WASHINGTON - U.S. President Donald Trump threatened on Monday to impose a 10 percent tariff on $200 billion of Chinese goods, escalating a tit-for-tat trade war with Beijing.
In a statement, Trump said he had asked U.S. Trade Representative Robert Lighthizer to identify the Chinese products to be subject to the new tariffs. He said the move was in retaliation for China’s decision to raise tariffs on $50 billion in U.S. goods.
“After the legal process is complete, these tariffs will go into effect if China refuses to change its practices, and also if it insists on going forward with the new tariffs that it has recently announced,” Trump said.
Lighthizer said in a statement his office was preparing the proposed tariffs and they would undergo a similar legal process as previous tariffs, which were subject to a public comment period, a public hearing and some revisions. He did not say when the target list of Chinese goods would be unveiled.
Washington and Beijing appeared increasingly headed toward open trade conflict after negotiations failed to resolve U.S. complaints over Chinese industrial policies, lack of market access in China and a $375 billion U.S. trade deficit.
On Friday, Trump said he was pushing ahead with a 25 percent tariff on $50 billion worth of Chinese products, prompting Beijing to respond in kind.
“China apparently has no intention of changing its unfair practices related to the acquisition of American intellectual property and technology. Rather than altering those practices, it is now threatening United States companies, workers, and farmers who have done nothing wrong,” he said.
Trump said if China increases its tariffs again in response to the latest U.S. move, “we will meet that action by pursuing additional tariffs on another $200 billion of goods.”
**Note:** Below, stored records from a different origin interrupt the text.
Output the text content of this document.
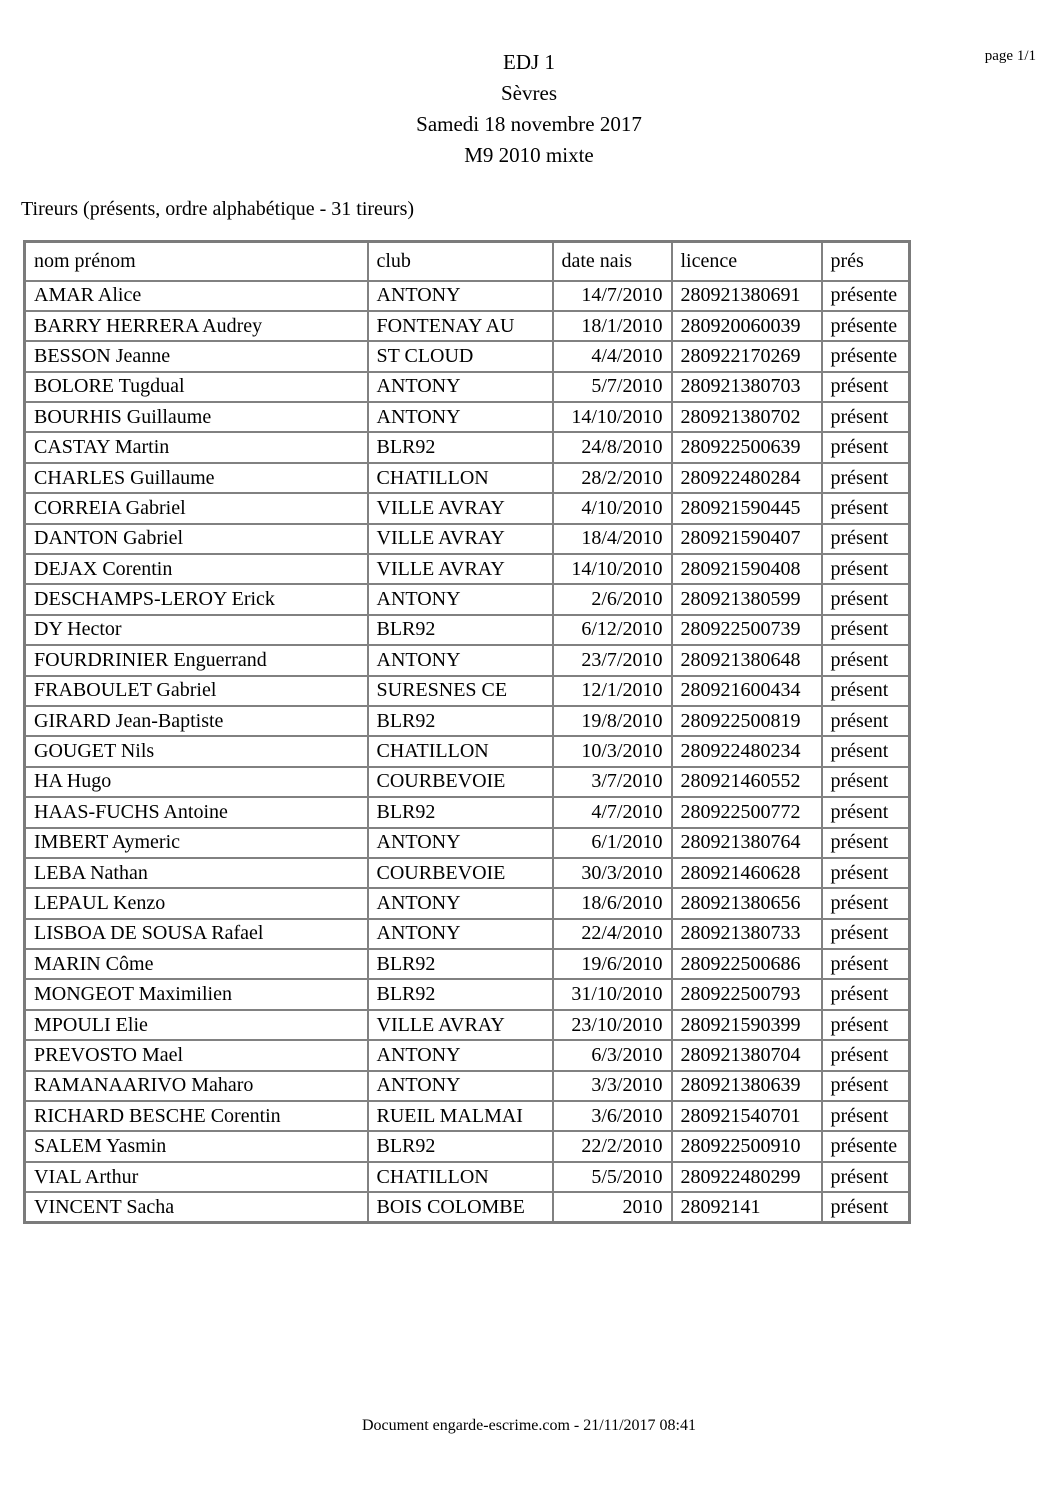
EDJ 1
Sèvres
Samedi 18 novembre 2017
M9 2010 mixte
page 1/1
Tireurs (présents, ordre alphabétique - 31 tireurs)
nom prénom	club	date nais	licence	prés
AMAR Alice	ANTONY	14/7/2010	280921380691	présente
BARRY HERRERA Audrey	FONTENAY AU	18/1/2010	280920060039	présente
BESSON Jeanne	ST CLOUD	4/4/2010	280922170269	présente
BOLORE Tugdual	ANTONY	5/7/2010	280921380703	présent
BOURHIS Guillaume	ANTONY	14/10/2010	280921380702	présent
CASTAY Martin	BLR92	24/8/2010	280922500639	présent
CHARLES Guillaume	CHATILLON	28/2/2010	280922480284	présent
CORREIA Gabriel	VILLE AVRAY	4/10/2010	280921590445	présent
DANTON Gabriel	VILLE AVRAY	18/4/2010	280921590407	présent
DEJAX Corentin	VILLE AVRAY	14/10/2010	280921590408	présent
DESCHAMPS-LEROY Erick	ANTONY	2/6/2010	280921380599	présent
DY Hector	BLR92	6/12/2010	280922500739	présent
FOURDRINIER Enguerrand	ANTONY	23/7/2010	280921380648	présent
FRABOULET Gabriel	SURESNES CE	12/1/2010	280921600434	présent
GIRARD Jean-Baptiste	BLR92	19/8/2010	280922500819	présent
GOUGET Nils	CHATILLON	10/3/2010	280922480234	présent
HA Hugo	COURBEVOIE	3/7/2010	280921460552	présent
HAAS-FUCHS Antoine	BLR92	4/7/2010	280922500772	présent
IMBERT Aymeric	ANTONY	6/1/2010	280921380764	présent
LEBA Nathan	COURBEVOIE	30/3/2010	280921460628	présent
LEPAUL Kenzo	ANTONY	18/6/2010	280921380656	présent
LISBOA DE SOUSA Rafael	ANTONY	22/4/2010	280921380733	présent
MARIN Côme	BLR92	19/6/2010	280922500686	présent
MONGEOT Maximilien	BLR92	31/10/2010	280922500793	présent
MPOULI Elie	VILLE AVRAY	23/10/2010	280921590399	présent
PREVOSTO Mael	ANTONY	6/3/2010	280921380704	présent
RAMANAARIVO Maharo	ANTONY	3/3/2010	280921380639	présent
RICHARD BESCHE Corentin	RUEIL MALMAI	3/6/2010	280921540701	présent
SALEM Yasmin	BLR92	22/2/2010	280922500910	présente
VIAL Arthur	CHATILLON	5/5/2010	280922480299	présent
VINCENT Sacha	BOIS COLOMBE	2010	28092141	présent
Document engarde-escrime.com - 21/11/2017 08:41
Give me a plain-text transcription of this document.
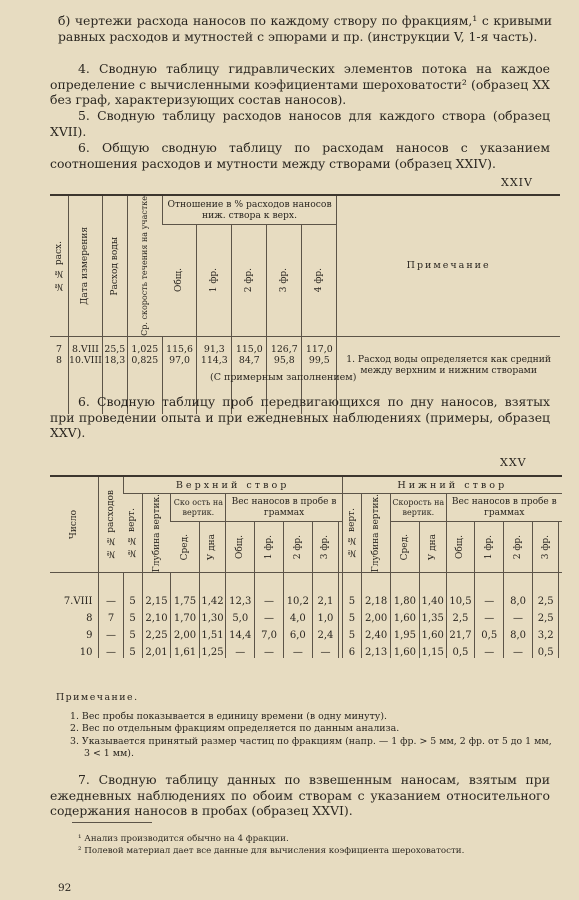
б) чертежи расхода наносов по каждому створу по фракциям,¹ с кривыми равных расходов и мутностей с эпюрами и пр. (инструкции V, 1-я часть).

4. Сводную таблицу гидравлических элементов потока на каждое определение с вычисленными коэфициентами шероховатости² (образец XX без граф, характеризующих состав наносов).

5. Сводную таблицу расходов наносов для каждого створа (образец XVII).

6. Общую сводную таблицу по расходам наносов с указанием соотношения расходов и мутности между створами (образец XXIV).

XXIV
№ № расх.	Дата измерения	Расход воды	Ср. скорость течения на участке	Отношение в % расходов наносов ниж. створа к верх.					Примечание

				Общ.	1 фр.	2 фр.	3 фр.	4 фр.	

7	8.VIII	25,5	1,025	115,6	91,3	115,0	126,7	117,0	1. Расход воды определяется как средний между верхним и нижним створами
8	10.VIII	18,3	0,825	97,0	114,3	84,7	95,8	99,5	
(С примерным заполнением)

6. Сводную таблицу проб передвигающихся по дну наносов, взятых при проведении опыта и при ежедневных наблюдениях (примеры, образец XXV).

XXV
Число	№ № расходов	Верхний створ									Нижний створ								

		№ № верт.	Глубина вертик.	Ско ость на вертик.		Вес наносов в пробе в граммах					№ № верт.	Глубина вертик.	Скорость на вертик.		Вес наносов в пробе в граммах				

				Сред.	У дна	Общ.	1 фр.	2 фр.	3 фр.				Сред.	У дна	Общ.	1 фр.	2 фр.	3 фр.	

7.VIII	—	5	2,15	1,75	1,42	12,3	—	10,2	2,1		5	2,18	1,80	1,40	10,5	—	8,0	2,5	
8	7	5	2,10	1,70	1,30	5,0	—	4,0	1,0		5	2,00	1,60	1,35	2,5	—	—	2,5	
9	—	5	2,25	2,00	1,51	14,4	7,0	6,0	2,4		5	2,40	1,95	1,60	21,7	0,5	8,0	3,2	
10	—	5	2,01	1,61	1,25	—	—	—	—		6	2,13	1,60	1,15	0,5	—	—	0,5	

Примечание.
1. Вес пробы показывается в единицу времени (в одну минуту).
2. Вес по отдельным фракциям определяется по данным анализа.
3. Указывается принятый размер частиц по фракциям (напр. — 1 фр. > 5 мм, 2 фр. от 5 до 1 мм, 3 < 1 мм).

7. Сводную таблицу данных по взвешенным наносам, взятым при ежедневных наблюдениях по обоим створам с указанием относительного содержания наносов в пробах (образец XXVI).

¹ Анализ производится обычно на 4 фракции.
² Полевой материал дает все данные для вычисления коэфициента шероховатости.
92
A spokeswoman for the U.S. Trade Representative’s Office said that the new list of $200 billion in Chinese goods targeted for 10 percent tariffs would replace the previous $100 billion list that Trump ordered to be prepared in early April as a response to China’s first round of $50 billion in retaliatory tariffs.
Trump said he has “an excellent relationship” with Chinese President Xi Jinping and they “will continue working together on many issues.”
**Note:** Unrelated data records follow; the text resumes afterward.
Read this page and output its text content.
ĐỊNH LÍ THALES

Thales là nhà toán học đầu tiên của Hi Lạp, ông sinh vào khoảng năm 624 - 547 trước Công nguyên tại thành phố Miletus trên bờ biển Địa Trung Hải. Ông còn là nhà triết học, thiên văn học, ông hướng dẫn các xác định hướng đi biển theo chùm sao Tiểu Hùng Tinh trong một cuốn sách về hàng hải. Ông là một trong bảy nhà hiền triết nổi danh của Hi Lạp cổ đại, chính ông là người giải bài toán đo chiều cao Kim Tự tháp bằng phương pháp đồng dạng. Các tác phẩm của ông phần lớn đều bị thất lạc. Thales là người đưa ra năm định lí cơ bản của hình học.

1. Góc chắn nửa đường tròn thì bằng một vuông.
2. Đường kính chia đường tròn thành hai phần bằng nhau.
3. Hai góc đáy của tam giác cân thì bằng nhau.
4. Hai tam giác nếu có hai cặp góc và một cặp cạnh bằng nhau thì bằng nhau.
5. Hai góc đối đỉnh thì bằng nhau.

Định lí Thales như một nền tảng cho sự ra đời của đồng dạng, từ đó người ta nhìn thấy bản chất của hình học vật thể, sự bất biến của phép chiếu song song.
But, Trump said, “the United States will no longer be taken advantage of on trade by China and other countries in the world.”
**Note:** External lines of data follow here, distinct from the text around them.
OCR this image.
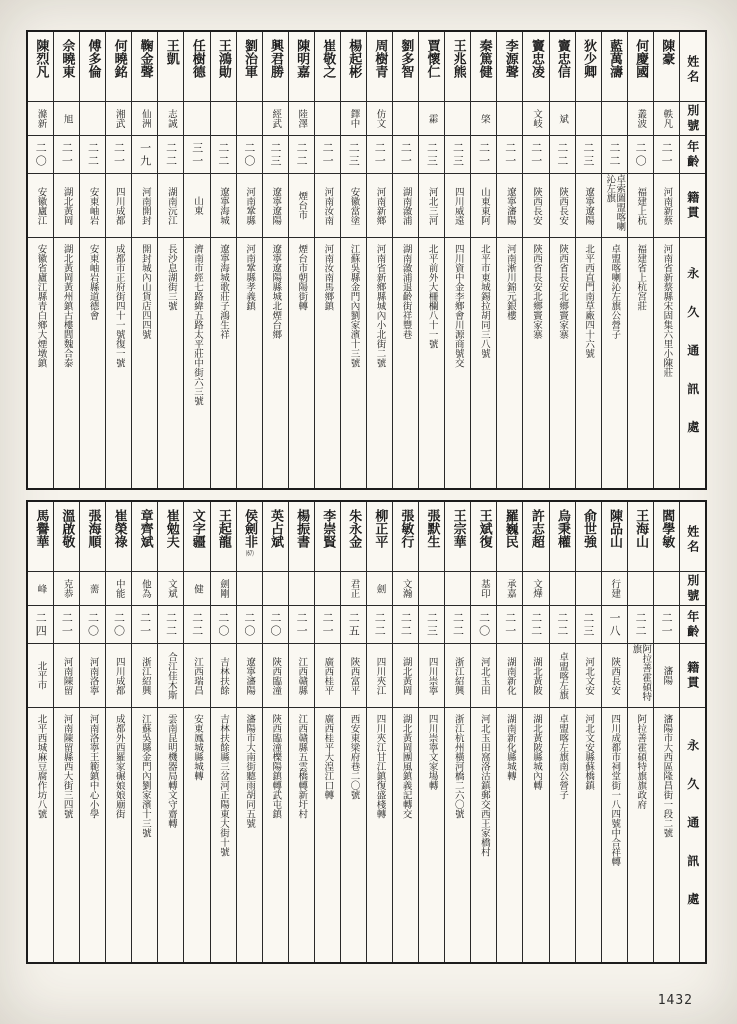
姓名
別號
年齡
籍貫
永久通訊處
陳豪
軼凡
二一
河南新蔡
河南省新蔡縣宋固集六里小陳莊
何慶國
叢波
二〇
福建上杭
福建省上杭宮莊
藍萬濤
二二
卓索圖盟喀喇沁左旗
卓盟喀喇沁左旗公營子
狄少卿
二三
遼寧遼陽
北平西直門南草廠四十六號
竇忠信
斌
二二
陝西長安
陝西省長安北鄉竇家寨
竇忠凌
文岐
二一
陝西長安
陝西省長安北鄉竇家寨
李源聲
二一
遼寧瀋陽
河南淅川錦元銀樓
秦篤健
棨
二一
山東東阿
北平市東城錫拉胡同三八號
王兆熊
二三
四川威遠
四川資中金李鄉會川源商號交
賈懷仁
霦
二三
河北三河
北平前外大柵欄八十一號
劉多智
二一
湖南漵浦
湖南漵浦退齡街祥豐巷
周樹青
仿文
二一
河南新鄉
河南省新鄉縣城內小北街二號
楊起彬
鐸中
二三
安徽當塗
江蘇吳縣金門內劉家濱十三號
崔敬之
二一
河南汝南
河南汝南馬鄉鎮
陳明嘉
陸澤
二二
煙台市
煙台市朝陽街轉
興君勝
經武
二三
遼寧遼陽
遼寧遼陽縣城北煙台鄉
劉治軍
二〇
河南鞏縣
河南鞏縣孝義鎮
王鴻勛
二二
遼寧海城
遼寧海城歌莊子鴻生祥
任樹德
三一
山東
濟南市經七路緯五路太平莊中街六三號
王凱
志誠
二二
湖南沅江
長沙息湖街三號
鞠金聲
仙洲
一九
河南開封
開封城內山貨店四四號
何曉銘
湘武
二一
四川成都
成都市正府街四十一號復一號
傅多倫
二二
安東岫岩
安東岫岩縣道德會
佘曉東
旭
二一
湖北黃岡
湖北黃岡黃州鎮古樓閭魏合泰
陳烈凡
滌新
二〇
安徽廬江
安徽省廬江縣青白鄉大煙墩鎮
姓名
別號
年齡
籍貫
永久通訊處
閻學敏
二一
瀋陽
瀋陽市大西區隆昌街一段二號
王海山
二二
阿拉善霍碩特旗
阿拉善霍碩特旗旗政府
陳品山
行建
一八
陝西長安
四川成都市祠堂街一八四號中合祥轉
俞世強
二三
河北文安
河北文安縣蘇橋鎮
烏秉權
二二
卓盟喀左旗
卓盟喀左旗南公營子
許志超
文燁
二二
湖北黃陂
湖北黃陂縣城內轉
羅巍民
承嘉
二一
湖南新化
湖南新化縣城轉
王斌復
基印
二〇
河北玉田
河北玉田窩洛沽鎮郵交西王家橋村
王宗華
二二
浙江紹興
浙江杭州橫河橋二六〇號
張默生
二三
四川崇寧
四川崇寧文家場轉
張敏行
文瀚
二二
湖北黃岡
湖北黃岡團風鎮義記轉交
柳正平
劍
二二
四川夾江
四川夾江甘江鎮復盛棧轉
朱永金
君正
二五
陝西富平
西安東梁府巷二〇號
李崇賢
二一
廣西桂平
廣西桂平大湟江口轉
楊振書
二一
江西贛縣
江西贛縣五雲橋轉新圩村
英占斌
二〇
陝西臨潼
陝西臨潼櫟陽鎮轉武屯鎮
侯劍非
(67)
二〇
遼寧瀋陽
瀋陽市大南街聽雨胡同五號
王起龍
劍剛
二〇
吉林扶餘
吉林扶餘縣三岔河正陽東大街十號
文字疆
健
二二
江西瑞昌
安東鳳城縣城轉
崔勉夫
文斌
二二
合江佳木斯
雲南昆明機器局轉文守齋轉
章齊斌
他為
二一
浙江紹興
江蘇吳縣金門內劉家濱十三號
崔榮祿
中能
二〇
四川成都
成都外西羅家碾娘娘廟街
張海順
薷
二〇
河南洛寧
河南洛寧王範鎮中心小學
溫啟敬
克恭
二一
河南陳留
河南陳留縣西大街三四號
馬譽華
峰
二四
北平市
北平西城麻豆腐作坊八號
1432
Derek Scissors, a China scholar at the American Enterprise Institute, a Washington think tank, said China will soon run out of imports of U.S. goods on which to impose retaliatory tariffs, as it only imported $130 billion worth of American goods last year. It would likely next seek to punish U.S. companies doing business in China.
He added that China was unlikely to respond to an announcement of tariffs with changes in industrial policies. Those could take a long and painful trade fight.
“As I’ve said from the beginning, China will back off its industrial plans only when U.S. trade measures are large and lasting enough to threaten the influx of foreign exchange. Not due to announcements,” he said.